Solution Verified - Updated -

Environment

  • Red Hat Enterprise Linux

Issue

  • What is CMCI storm?
  • Why the CMCI storm error occurs within 5 minute gap?
  • Performance degradation due to CMCI errors in /var/log/messages:

    kernel: CMCI storm subsided: switching to interrupt mode
    kernel: CMCI storm detected: switching to poll mode
    

Resolution

  • Contact your hardware vendor to resolve this issue.
  • If the hardware vendor has their own mechanism for capturing hardware errors, then you can disable features such as EDAC and CMCI that push the hardware reporting into the OS instead of the hardware.
  • To disable CMCI, add "mce=no_cmci" in /boot/grub/grub.cfg

       mce=no_cmci
            Disable CMCI(Corrected Machine Check Interrupt) that
            Intel processor supports.  Usually this disablement is
            not recommended, but it might be handy if your hardware
            is misbehaving.
            Note that you'll get more problems without CMCI than with
            due to the shared banks, i.e. you might get duplicated
            error logs.
    

Root Cause

  • Starting with 45 nm Intel 64 processor on which CPUID reports DisplayFamily_DisplayModel as 06H_1AH,the processor can report information on corrected machine-check errors and deliver a programmable interrupt for software to respond to MC errors, referred to as corrected machine-check error interrupt (CMCI) Intel® 64 and IA-32 Architectures Software Developer’s Manual(Page 509).

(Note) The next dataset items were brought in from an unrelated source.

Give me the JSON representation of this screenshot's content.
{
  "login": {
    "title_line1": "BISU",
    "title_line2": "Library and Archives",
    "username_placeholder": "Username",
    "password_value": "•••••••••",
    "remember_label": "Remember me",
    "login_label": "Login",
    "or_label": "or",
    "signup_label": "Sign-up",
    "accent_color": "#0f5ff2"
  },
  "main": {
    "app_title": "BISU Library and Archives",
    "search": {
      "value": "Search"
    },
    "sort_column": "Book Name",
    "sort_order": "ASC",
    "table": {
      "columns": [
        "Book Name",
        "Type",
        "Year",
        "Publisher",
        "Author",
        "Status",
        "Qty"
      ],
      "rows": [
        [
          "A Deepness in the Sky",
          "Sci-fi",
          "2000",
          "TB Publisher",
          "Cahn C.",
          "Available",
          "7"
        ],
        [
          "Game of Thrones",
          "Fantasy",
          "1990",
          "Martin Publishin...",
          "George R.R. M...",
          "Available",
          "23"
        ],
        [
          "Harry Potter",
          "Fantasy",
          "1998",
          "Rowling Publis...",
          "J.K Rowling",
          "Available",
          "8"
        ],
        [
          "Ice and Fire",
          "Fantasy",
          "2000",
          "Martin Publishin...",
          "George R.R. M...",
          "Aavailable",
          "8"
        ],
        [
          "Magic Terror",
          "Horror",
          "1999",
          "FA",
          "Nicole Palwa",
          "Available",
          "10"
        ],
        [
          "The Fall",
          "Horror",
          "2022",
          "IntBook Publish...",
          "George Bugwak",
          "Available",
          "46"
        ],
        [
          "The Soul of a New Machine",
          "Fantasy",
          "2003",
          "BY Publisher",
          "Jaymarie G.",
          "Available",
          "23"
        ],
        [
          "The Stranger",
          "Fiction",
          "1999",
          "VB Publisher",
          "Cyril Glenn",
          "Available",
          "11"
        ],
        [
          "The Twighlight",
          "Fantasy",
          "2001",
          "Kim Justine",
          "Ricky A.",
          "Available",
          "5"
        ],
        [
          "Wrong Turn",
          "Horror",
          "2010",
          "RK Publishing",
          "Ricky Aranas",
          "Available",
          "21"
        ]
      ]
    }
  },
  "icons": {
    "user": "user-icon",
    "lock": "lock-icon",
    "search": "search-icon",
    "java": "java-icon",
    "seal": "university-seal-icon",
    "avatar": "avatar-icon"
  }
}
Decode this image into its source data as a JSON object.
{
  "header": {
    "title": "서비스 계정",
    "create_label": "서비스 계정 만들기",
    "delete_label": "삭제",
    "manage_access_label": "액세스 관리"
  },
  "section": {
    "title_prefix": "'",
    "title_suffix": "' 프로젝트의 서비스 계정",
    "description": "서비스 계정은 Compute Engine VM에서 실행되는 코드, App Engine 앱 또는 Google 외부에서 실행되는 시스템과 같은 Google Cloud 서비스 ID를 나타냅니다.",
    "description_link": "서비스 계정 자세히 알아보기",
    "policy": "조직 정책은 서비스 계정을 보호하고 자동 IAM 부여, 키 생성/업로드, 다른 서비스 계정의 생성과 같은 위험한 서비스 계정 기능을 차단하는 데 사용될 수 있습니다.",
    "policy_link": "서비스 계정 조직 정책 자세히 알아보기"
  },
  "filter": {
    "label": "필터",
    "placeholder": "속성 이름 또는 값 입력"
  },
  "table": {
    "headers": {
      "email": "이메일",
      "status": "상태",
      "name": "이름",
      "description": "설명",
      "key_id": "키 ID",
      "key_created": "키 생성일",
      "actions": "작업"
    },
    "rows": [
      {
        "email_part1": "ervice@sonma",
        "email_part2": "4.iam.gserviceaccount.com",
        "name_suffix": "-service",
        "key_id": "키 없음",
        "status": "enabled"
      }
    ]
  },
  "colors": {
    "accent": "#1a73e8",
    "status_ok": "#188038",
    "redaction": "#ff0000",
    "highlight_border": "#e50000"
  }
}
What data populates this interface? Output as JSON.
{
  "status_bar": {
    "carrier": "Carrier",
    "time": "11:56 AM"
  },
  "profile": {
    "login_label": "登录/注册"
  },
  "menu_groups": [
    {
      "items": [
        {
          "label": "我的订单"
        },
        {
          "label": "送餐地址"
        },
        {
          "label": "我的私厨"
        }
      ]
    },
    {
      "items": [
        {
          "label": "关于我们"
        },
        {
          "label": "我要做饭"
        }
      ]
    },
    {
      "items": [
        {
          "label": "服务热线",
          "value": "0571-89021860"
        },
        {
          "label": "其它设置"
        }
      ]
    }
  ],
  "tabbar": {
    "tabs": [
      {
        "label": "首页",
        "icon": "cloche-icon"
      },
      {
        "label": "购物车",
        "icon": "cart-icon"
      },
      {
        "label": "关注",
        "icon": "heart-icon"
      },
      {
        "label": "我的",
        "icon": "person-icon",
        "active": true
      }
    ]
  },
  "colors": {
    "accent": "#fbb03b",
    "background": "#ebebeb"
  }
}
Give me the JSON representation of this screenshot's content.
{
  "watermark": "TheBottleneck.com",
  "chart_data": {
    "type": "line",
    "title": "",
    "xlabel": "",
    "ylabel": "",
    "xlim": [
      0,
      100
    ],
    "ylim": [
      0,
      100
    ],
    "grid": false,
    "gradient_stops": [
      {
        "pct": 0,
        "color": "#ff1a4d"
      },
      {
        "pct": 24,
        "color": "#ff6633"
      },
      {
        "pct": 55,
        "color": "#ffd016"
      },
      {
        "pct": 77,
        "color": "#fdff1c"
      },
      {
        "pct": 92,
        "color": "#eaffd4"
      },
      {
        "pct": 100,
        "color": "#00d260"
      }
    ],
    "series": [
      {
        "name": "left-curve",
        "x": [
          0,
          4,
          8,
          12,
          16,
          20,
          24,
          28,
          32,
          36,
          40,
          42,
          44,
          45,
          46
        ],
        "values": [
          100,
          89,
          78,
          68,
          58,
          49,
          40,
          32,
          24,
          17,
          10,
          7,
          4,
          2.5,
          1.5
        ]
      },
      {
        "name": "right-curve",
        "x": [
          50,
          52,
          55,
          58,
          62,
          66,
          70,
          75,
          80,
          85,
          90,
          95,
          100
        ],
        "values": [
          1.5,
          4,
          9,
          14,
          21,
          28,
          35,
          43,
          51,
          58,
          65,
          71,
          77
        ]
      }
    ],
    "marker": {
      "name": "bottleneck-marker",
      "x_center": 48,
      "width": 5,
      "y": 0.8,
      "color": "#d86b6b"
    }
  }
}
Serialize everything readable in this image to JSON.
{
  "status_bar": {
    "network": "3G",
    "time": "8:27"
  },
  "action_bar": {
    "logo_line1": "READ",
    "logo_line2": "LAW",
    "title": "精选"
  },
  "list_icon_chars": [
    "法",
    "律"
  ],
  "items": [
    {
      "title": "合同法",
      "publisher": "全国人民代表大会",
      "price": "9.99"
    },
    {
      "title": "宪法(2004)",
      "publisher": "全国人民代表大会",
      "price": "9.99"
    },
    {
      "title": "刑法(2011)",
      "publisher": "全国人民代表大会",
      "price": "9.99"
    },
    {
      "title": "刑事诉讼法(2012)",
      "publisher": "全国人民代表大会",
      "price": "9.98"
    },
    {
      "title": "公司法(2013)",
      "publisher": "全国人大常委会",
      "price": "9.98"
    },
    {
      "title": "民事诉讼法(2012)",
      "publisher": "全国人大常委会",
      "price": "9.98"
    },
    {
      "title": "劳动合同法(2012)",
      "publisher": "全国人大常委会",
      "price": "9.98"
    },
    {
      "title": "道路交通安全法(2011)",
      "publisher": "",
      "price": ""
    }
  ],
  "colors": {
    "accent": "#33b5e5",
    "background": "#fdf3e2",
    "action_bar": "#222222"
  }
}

  • CMCI is Intel's way of communicating EDAC messages. Intel's hardware can deliver interrupts when the level of errors exceeds a programmable threshold. If the error is persistent, the CPU(s) will then receive a constant influx or storm of interrupts at a high enough rate that it will impact the CPU's ability to do useful work. When that happens, the kernel disables the CMCI mechanism and reverts back to a more classical approach of polling regularly for machine check errors. Once the rate of errors decreases, the kernel re-enables CMCI.

  • The CMCI kernel code switches to polling until the report rate is low again. This 5 minute period is defined in the kernel source file below.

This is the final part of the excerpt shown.